Cepot yang terlahir dalam lingkungan keluarga miskin serba kekurangan, telah membuka mata kita semua, bahwa perjuangan hidup itu harus disertai dengan pengorbanan Jer Besuki Mawa Bea. pada waktu Cepot masih aktif mengabdi di keraton Amarta mengikuti Semar, ia telah melakukan terobosan-terobosan yang progresif salah satu yang dilakukan Cepot ketika berada dilingkungan Keraton Amarta adalah membentuk Desa Siaga, dan membentuk Forum Silaturahim Rakyat Raja (FSRJ) yang dibentuk pada era akhir kepemimpinan Pandawa sebagai media komunikasi masyarakat kecil dengan rajanya, walaupun kemudian Cepot lebih memilih untuk pulang ke desa kelahirannya di Karang Tumaritis untuk kembali bertani dan berladang, terakhir Cepot bercita-cita ingin menuntut ilmu kembali.
Zeitgest benar-benar memberikan persiapan kepada Cepot untuk memenuhi panggilan zamannya Hal tersebut merupakan bukti apa yang telah dilakukan Cepot merupakan legitimasi perjuangan rakyat kecil yang ingin mengubah taraf hidupnya menjadi lebih baik.
Dalam nalar kaum pinggirin seperti Cepot, minimal ada dua arti penting perlunya mengenyam pendidikan dalam konteks pergumulan dunia pendidikan mutakhir.
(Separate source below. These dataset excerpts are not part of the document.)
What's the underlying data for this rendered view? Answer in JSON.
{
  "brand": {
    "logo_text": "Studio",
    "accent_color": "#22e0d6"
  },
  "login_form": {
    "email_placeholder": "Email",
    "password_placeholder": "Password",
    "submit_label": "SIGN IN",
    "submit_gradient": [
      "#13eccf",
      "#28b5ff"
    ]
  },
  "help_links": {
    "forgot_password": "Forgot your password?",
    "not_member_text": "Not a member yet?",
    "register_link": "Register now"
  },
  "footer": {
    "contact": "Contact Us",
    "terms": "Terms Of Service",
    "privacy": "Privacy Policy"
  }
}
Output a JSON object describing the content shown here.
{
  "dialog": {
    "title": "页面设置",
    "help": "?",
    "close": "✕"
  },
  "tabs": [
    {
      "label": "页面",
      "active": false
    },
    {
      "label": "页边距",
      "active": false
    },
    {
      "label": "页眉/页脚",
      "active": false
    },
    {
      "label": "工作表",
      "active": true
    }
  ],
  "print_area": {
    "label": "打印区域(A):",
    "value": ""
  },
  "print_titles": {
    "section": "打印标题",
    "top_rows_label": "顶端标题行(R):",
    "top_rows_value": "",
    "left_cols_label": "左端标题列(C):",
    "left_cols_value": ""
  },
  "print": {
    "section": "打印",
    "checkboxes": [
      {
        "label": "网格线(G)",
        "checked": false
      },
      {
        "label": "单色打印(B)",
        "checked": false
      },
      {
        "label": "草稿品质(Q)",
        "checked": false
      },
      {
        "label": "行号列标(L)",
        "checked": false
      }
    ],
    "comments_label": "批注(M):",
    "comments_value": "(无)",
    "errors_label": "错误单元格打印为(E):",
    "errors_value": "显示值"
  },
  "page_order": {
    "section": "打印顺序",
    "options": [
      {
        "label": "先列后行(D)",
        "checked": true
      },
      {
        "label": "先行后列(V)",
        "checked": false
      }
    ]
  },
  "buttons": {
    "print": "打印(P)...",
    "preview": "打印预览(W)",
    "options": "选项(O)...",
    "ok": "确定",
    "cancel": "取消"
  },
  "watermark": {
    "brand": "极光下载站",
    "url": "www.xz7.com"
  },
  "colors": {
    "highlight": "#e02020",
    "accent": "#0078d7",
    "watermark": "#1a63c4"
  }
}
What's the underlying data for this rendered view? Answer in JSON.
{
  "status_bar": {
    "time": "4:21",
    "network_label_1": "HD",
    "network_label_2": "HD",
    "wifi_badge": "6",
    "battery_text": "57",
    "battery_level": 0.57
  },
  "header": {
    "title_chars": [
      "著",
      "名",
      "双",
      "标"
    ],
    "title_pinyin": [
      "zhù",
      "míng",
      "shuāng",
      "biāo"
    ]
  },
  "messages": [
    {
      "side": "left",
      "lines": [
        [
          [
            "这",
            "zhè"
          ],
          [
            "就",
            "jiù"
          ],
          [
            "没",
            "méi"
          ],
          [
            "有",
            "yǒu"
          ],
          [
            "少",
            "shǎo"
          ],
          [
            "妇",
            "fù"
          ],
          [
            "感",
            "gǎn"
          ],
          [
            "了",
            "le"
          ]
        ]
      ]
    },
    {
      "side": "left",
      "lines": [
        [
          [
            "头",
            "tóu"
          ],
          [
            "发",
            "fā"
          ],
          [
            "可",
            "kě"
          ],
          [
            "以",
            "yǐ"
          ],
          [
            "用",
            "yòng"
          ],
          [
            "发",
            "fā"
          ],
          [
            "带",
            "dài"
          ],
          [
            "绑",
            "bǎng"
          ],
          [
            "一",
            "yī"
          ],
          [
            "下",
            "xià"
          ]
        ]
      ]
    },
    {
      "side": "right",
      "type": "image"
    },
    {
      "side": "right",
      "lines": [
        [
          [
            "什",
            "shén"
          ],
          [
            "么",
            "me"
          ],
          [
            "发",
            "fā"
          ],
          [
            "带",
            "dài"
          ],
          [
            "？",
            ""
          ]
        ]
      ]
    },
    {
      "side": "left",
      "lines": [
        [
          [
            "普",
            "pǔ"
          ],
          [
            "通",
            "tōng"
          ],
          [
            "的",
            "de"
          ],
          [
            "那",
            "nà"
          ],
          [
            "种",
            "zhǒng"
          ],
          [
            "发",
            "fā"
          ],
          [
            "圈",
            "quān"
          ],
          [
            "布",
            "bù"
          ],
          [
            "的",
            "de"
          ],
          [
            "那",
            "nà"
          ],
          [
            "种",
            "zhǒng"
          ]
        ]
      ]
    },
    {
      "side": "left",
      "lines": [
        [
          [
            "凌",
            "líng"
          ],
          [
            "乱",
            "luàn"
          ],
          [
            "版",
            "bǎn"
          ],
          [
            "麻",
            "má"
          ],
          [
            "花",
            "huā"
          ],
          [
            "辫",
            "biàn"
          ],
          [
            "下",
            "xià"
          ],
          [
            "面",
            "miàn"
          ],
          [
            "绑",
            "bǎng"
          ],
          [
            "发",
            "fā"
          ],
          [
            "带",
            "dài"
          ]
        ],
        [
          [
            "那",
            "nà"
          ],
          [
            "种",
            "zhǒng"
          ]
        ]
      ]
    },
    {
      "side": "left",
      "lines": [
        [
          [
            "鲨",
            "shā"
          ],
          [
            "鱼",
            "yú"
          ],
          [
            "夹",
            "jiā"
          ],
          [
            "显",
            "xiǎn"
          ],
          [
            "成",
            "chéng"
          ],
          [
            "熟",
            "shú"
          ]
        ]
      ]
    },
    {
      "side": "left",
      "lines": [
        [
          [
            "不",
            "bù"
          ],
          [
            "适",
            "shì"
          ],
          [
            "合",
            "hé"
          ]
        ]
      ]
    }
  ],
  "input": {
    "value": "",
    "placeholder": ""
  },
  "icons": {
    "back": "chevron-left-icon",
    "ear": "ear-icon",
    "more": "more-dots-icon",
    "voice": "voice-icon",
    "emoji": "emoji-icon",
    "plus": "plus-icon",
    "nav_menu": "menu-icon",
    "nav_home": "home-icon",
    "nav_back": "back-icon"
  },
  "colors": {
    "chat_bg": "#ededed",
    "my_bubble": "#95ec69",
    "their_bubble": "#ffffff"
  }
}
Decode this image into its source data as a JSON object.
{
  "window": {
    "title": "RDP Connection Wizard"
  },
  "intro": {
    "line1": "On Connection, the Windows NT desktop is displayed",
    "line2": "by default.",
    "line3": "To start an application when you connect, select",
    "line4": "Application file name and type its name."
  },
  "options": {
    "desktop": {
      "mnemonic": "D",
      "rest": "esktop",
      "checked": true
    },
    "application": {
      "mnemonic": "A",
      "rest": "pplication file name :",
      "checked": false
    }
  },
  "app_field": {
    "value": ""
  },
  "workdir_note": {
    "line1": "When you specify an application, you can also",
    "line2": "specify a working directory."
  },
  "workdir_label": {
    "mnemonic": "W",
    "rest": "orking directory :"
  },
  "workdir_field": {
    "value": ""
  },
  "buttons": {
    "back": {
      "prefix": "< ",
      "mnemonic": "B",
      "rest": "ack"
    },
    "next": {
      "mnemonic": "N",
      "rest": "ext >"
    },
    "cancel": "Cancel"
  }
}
Pertama, pendidikan adalah wujud kongkrit dari upaya menggiring masyarakat awam ke ruang wahana pembelajaran ilmu pengetahuan berkarakter, Selama 32 tahun, rezim Korawa Astina, dunia pendidikan telah dihegemoni sebagai anak tiri dengan mengurangi anggaran negara ke Departemen Pendidikan, dampaknya nasib Umar Bakri yang selalu di nomer duakan, padahal pendidikan adalah ujung tombak lahirnya generasi penerus bangsa. Ternyata pengebirian dunia pendidikan itu gagal. Menjamurnya perguron-perguron baru di dunia pendidikan turut menyemarakkan eforia pendidikan pasca tumbangnya rezim Korawa Astina. Maka, banyak munculnya peguron-peguron baru dalam ruang public adalah suatu keniscayaan yang sulit untuk dihindari. Kedua, pendidikan juga berarti partisipasi public dalam rangka ikut berperan aktif dalam rangka ikut membantu memecahkan persoalan bangsa. Orang kecil, Seperti Cepot bisa mengenyam dunia pendidikan juga sudah bersyukur, setidaknya dengan menuntut ilmu (sabdaguru), hidupnya dapat berubah ke arah yang lebih baik. Permasalahannya sekarang, keinginan orang-orang seperti Cepot yang mempunyai keinginan tinggi untuk mengubah nasibnya, acapkali paradoksal dengan realitas pendidikan bangsa saat ini. Terjadi kontradiksi antara aspek potensial yang hendak dikembangkan dengan aspek riil yang berkembang di lapangan. Apabila itu yang terjadi cita-cita Cepot untuk menjadi orang berpangkat seperti junjunannya Raden Arjuna dan Prabu Pandu Dewanata, ibarat kata hanya punduk merindukan bulan.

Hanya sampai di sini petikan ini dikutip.